Twenty years ago, investors and analysts asked businesses, “What’s your web strategy?” Fifteen years ago, it was, “What’s your mobile strategy?” Today, it’s “What’s your AI strategy?”

Artificial intelligence gives businesses powerful new ways to get deeper insights into customer experiences, needs, wants, habits, risks and more. Yet as with the web and mobile, recognizing AI’s “why” isn’t the same as understanding its “how” and “where.”

In fact, many organizations that are new to AI face a common challenge because the technology applies to so many areas. All of the possibilities can quickly become overwhelming as IT leaders take a strategic approach to their investments and initiatives. And then they face a gauntlet of technology choices and implementation options.

To make the most of AI, organizations must understand how it works, the role machine learning plays in recognizing important patterns in the data and the best practices to help them get started.

Machine Learning Puts Data in Context

The first step is understanding how AI works. In a nutshell, AI is software that can do something it wasn’t explicitly written to do. That capability is enabled by machine learning (ML), which uses linear regression, decision trees and other algorithms to identify patterns. ML teaches the AI which patterns to look for so it can respond when it sees them.

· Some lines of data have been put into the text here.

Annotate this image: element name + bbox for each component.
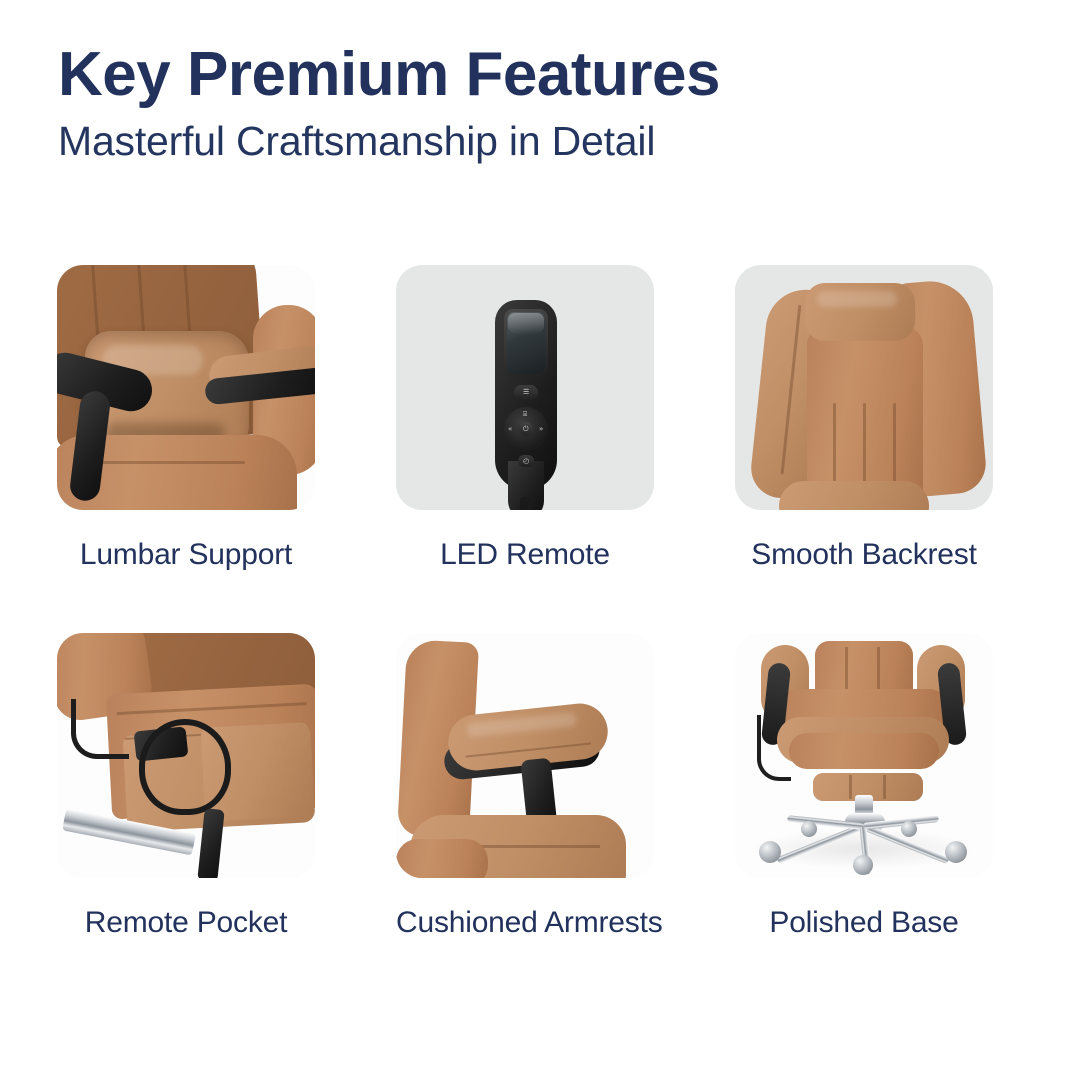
feature-card-smooth-backrest[interactable]: Smooth Backrest (735, 265, 993, 571)
feature-label-cushioned-armrests: Cushioned Armrests (396, 906, 654, 939)
feature-highlight-page: Key Premium Features Masterful Craftsman… (0, 0, 1080, 1080)
feature-card-lumbar-support[interactable]: Lumbar Support (57, 265, 315, 571)
caster-back-left (801, 821, 817, 837)
power-wire (71, 699, 129, 759)
seat-bolster (396, 839, 488, 878)
screen-glare (508, 313, 544, 335)
caster-front (853, 855, 873, 875)
program-icon: ⌸ (523, 411, 527, 418)
feature-label-smooth-backrest: Smooth Backrest (735, 538, 993, 571)
mode-button[interactable]: ☰ (514, 385, 538, 400)
feature-image-led-remote[interactable]: ☰ ⌸ « » ⏻ ◴ (396, 265, 654, 510)
feature-image-smooth-backrest[interactable] (735, 265, 993, 510)
feature-card-remote-pocket[interactable]: Remote Pocket (57, 633, 315, 939)
backrest-illustration (735, 265, 993, 510)
feature-grid: Lumbar Support ☰ ⌸ « » (57, 265, 1023, 939)
seat-front-cushion (789, 733, 939, 769)
remote-cable-loop (139, 719, 231, 815)
feature-card-cushioned-armrests[interactable]: Cushioned Armrests (396, 633, 654, 939)
left-node-icon: « (508, 426, 512, 433)
caster-right (945, 841, 967, 863)
feature-image-lumbar-support[interactable] (57, 265, 315, 510)
feature-card-polished-base[interactable]: Polished Base (735, 633, 993, 939)
chair-lumbar-illustration (57, 265, 315, 510)
feature-card-led-remote[interactable]: ☰ ⌸ « » ⏻ ◴ LED Remote (396, 265, 654, 571)
armrest-illustration (396, 633, 654, 878)
caster-left (759, 841, 781, 863)
feature-label-led-remote: LED Remote (396, 538, 654, 571)
feature-label-polished-base: Polished Base (735, 906, 993, 939)
power-icon: ⏻ (523, 426, 529, 433)
right-node-icon: » (539, 426, 543, 433)
page-subtitle: Masterful Craftsmanship in Detail (58, 119, 1018, 164)
feature-label-remote-pocket: Remote Pocket (57, 906, 315, 939)
seat-edge (779, 481, 929, 510)
feature-image-polished-base[interactable] (735, 633, 993, 878)
timer-icon: ◴ (523, 458, 529, 465)
power-button[interactable]: ⏻ (519, 422, 533, 436)
page-title: Key Premium Features (58, 42, 1018, 107)
timer-button[interactable]: ◴ (518, 455, 534, 467)
page-header: Key Premium Features Masterful Craftsman… (58, 42, 1018, 164)
remote-pocket-illustration (57, 633, 315, 878)
feature-image-remote-pocket[interactable] (57, 633, 315, 878)
feature-image-cushioned-armrests[interactable] (396, 633, 654, 878)
remote-illustration: ☰ ⌸ « » ⏻ ◴ (396, 265, 654, 510)
feature-label-lumbar-support: Lumbar Support (57, 538, 315, 571)
full-chair-illustration (735, 633, 993, 878)
mode-icon: ☰ (523, 389, 529, 396)
headrest-pad (805, 283, 915, 341)
remote-cord (520, 497, 531, 510)
caster-back-right (901, 821, 917, 837)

For example, suppose a hurricane is headed for the East Coast. A financial services firm could use AI to predict how certain stocks will react before and after the storm. ML will scrutinize historical data about how those stocks performed during hurricanes with similar paths and intensities.

This enables the AI to predict which stocks will benefit, such as building-supply companies, and which ones will suffer, such as amusement parks and hotel chains. These insights help the firm provide a great customer experience because its investors’ portfolios can be fine-tuned to weather the storm.

Getting Started with AI

In any application for any industry, the AI-development process begins with training data and a model designed to perform a task, such as detecting fraud, classifying risk or segmenting customer types. This training data produces a test program capable of that task. Next, new data is fed into the test program so it’s continuously learning and testing. The more data the AI program has to work with, the better it becomes at its task.

But what should that task be? This question is another place where businesses often stumble when using AI for the first time. The following checklist can help organizations to get over that hurdle:

  • Pick a single use case, such as optimizing the customer experience, rather than trying to implement AI immediately across a whole company.
  • Pinpoint the business problems and opportunities you want AI to address and the ways you plan to measure the AI’s impact (metrics).
  • Determine which departments need to provide input, approval and funding.
  • Identify the data types (structured, unstructured or both), sources and lifecycles. Determine what quality data looks like.
  • Choose tools for working with the data, such as libraries, APIs and programming languages.
  • Use the metrics to track results and understand the effect on business goals and challenges.

That’s still a lot to consider. Many organizations deal with the complexity of AI projects by working with a partner that has extensive experience on such initiatives. The right partner also can help to identify the products capable of meeting specific goals and develop governance policies and best practices that ensure data is always secure and compliant with relevant regulations. All of this lays the foundation for AI success.